Rick is an intellectual-property litigator. He handles lawsuits, arbitrations, emergency injunctions and temporary restraining orders, opposition and cancellation proceedings, uniform dispute resolution proceedings (UDRPs), pre-litigation counseling, litigation avoidance, and other disputes, relating to copyrights, trademarks, trade secrets, domain names, technology and intellectual-property licenses, and various privacy rights. He has taught Copyright Law at Vanderbilt University Law School. He co-founded Aaron | Sanders with Tara Aaron-Stelluto in 2011.

    Footnotes

    Footnotes
    1 As opposed to express copyright licenses, where the terms of the license—the license’s terms and scope—are spelled out, ideally in writing. Implied licenses arise from the parties’ conduct and from reasonable expectations, which don’t always match up with the parties’ actual expectations.
    2 When CareerBuilder entered into this agreement, in 2008, it was in pretty bad shape, though it was on the verge of turning itself around. This might explain the unusual terms of the agreement.
    3 Unfortunately, because large companies can afford litigation more easily than small ones, they gain an undeserved bargaining advantage. Small companies just have to be more careful.

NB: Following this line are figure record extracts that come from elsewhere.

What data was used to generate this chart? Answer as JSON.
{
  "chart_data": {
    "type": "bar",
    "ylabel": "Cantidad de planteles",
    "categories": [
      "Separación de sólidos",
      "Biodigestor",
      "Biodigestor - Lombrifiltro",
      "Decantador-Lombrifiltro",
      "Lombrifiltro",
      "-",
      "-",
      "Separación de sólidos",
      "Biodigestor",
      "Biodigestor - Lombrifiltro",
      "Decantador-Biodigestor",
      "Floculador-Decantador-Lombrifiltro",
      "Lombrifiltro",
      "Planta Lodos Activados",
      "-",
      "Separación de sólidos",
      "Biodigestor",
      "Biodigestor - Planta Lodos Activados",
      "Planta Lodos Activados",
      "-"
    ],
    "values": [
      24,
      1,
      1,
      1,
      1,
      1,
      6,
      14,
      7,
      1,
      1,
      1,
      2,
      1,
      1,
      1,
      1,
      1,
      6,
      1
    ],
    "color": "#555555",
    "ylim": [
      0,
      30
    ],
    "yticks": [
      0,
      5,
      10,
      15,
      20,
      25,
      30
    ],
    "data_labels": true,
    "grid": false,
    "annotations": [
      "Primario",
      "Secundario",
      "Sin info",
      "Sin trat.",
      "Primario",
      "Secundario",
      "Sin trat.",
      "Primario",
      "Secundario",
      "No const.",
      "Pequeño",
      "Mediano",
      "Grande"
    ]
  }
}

    4 [ref]The court actually held this against LimeCoral, but I don’t see how. The court couldn’t have known in detail what legal advice LimeCoral sought or what it received. Courts shouldn’t discourage people from seeking good legal advice.
    5 I.e., he intends also to sue downstream users of his works.

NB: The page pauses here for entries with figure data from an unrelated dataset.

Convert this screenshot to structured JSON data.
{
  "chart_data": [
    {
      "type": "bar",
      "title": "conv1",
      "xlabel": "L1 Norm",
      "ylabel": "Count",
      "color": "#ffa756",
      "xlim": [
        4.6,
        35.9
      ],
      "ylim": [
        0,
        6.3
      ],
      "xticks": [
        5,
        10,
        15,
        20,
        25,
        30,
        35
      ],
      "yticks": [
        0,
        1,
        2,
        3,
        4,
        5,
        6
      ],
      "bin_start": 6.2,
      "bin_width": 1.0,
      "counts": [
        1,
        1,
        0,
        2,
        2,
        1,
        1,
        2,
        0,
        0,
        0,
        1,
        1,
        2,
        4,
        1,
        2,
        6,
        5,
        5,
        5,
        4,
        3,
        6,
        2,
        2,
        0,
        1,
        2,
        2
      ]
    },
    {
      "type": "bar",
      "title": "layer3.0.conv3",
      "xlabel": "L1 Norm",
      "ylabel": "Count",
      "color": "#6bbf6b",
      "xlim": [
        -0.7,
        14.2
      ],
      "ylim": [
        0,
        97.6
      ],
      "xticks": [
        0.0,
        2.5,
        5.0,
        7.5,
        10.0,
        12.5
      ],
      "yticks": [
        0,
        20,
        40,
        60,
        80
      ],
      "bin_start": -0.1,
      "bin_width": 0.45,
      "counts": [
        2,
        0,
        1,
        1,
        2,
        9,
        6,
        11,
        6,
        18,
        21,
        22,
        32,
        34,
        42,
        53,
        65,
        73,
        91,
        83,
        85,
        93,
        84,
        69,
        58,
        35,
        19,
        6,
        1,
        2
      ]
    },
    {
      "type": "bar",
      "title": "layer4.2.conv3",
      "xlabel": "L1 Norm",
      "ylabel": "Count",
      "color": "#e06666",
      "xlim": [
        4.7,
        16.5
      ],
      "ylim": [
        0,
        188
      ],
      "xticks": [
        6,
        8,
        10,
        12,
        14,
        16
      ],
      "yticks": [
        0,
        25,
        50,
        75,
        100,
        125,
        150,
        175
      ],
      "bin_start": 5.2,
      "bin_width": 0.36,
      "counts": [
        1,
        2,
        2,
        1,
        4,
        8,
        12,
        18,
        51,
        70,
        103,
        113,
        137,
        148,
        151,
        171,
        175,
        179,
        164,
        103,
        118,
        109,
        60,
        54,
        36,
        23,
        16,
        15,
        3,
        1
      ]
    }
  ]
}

    6 A reference to the novel, not the sandwich. In the novel, the protagonist, who had been wrongfully imprisoned but had escaped, went about acquiring a fortune expressly to wreak vengeance on those who had wronged him. His scheme of vengeance is rather more complex than LimeCoral’s.

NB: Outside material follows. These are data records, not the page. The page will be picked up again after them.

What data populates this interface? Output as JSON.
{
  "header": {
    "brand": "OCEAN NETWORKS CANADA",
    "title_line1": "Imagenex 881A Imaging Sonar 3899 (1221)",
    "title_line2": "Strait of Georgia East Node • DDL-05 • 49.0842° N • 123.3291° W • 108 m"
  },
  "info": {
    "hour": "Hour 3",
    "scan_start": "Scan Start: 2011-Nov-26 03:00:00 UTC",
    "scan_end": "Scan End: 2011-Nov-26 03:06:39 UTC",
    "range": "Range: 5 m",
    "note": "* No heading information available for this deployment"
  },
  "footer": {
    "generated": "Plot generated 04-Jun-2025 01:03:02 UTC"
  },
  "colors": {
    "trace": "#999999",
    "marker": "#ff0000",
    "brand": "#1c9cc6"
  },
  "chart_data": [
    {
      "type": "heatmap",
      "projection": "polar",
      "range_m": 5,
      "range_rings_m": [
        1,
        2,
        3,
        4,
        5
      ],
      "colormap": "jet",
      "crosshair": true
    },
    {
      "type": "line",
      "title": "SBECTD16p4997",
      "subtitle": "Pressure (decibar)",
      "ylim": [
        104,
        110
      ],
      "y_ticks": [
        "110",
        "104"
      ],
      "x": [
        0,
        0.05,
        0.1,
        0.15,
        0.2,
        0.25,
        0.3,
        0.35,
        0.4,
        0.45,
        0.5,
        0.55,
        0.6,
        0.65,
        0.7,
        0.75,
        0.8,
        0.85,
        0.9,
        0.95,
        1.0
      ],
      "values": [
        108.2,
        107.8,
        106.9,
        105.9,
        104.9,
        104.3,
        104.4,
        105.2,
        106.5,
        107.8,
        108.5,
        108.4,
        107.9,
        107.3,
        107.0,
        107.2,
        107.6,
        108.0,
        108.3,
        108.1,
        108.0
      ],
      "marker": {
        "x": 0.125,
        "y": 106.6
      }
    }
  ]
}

    7 Sometimes a court doesn’t need to construe what a contractual term means, in order to rule on a legal dispute involving that term. Sometimes, it just needs to construe what it DOESN’T mean.
    8 There are two important exceptions, not at issue here. First, if the use of the copyrighted work goes beyond what is permitted in the license agreement, then those uses are infringing uses, which can truly be dangerous. Second, if the term that the licensee breached is really a condition on use of the copyrighted work, then the license is revocable.
    9 As it happens, LimeCoral did also sue for breach of contract, but not for the reduction of “online design service orders.” If I had to guess, that’s because doing so would be inconsistent with LimeCoral’s theory that there was no implied license in the first place. LimeCoral’s case for breach of contract was premised on additional oral contracts the existence of which it couldn’t prove.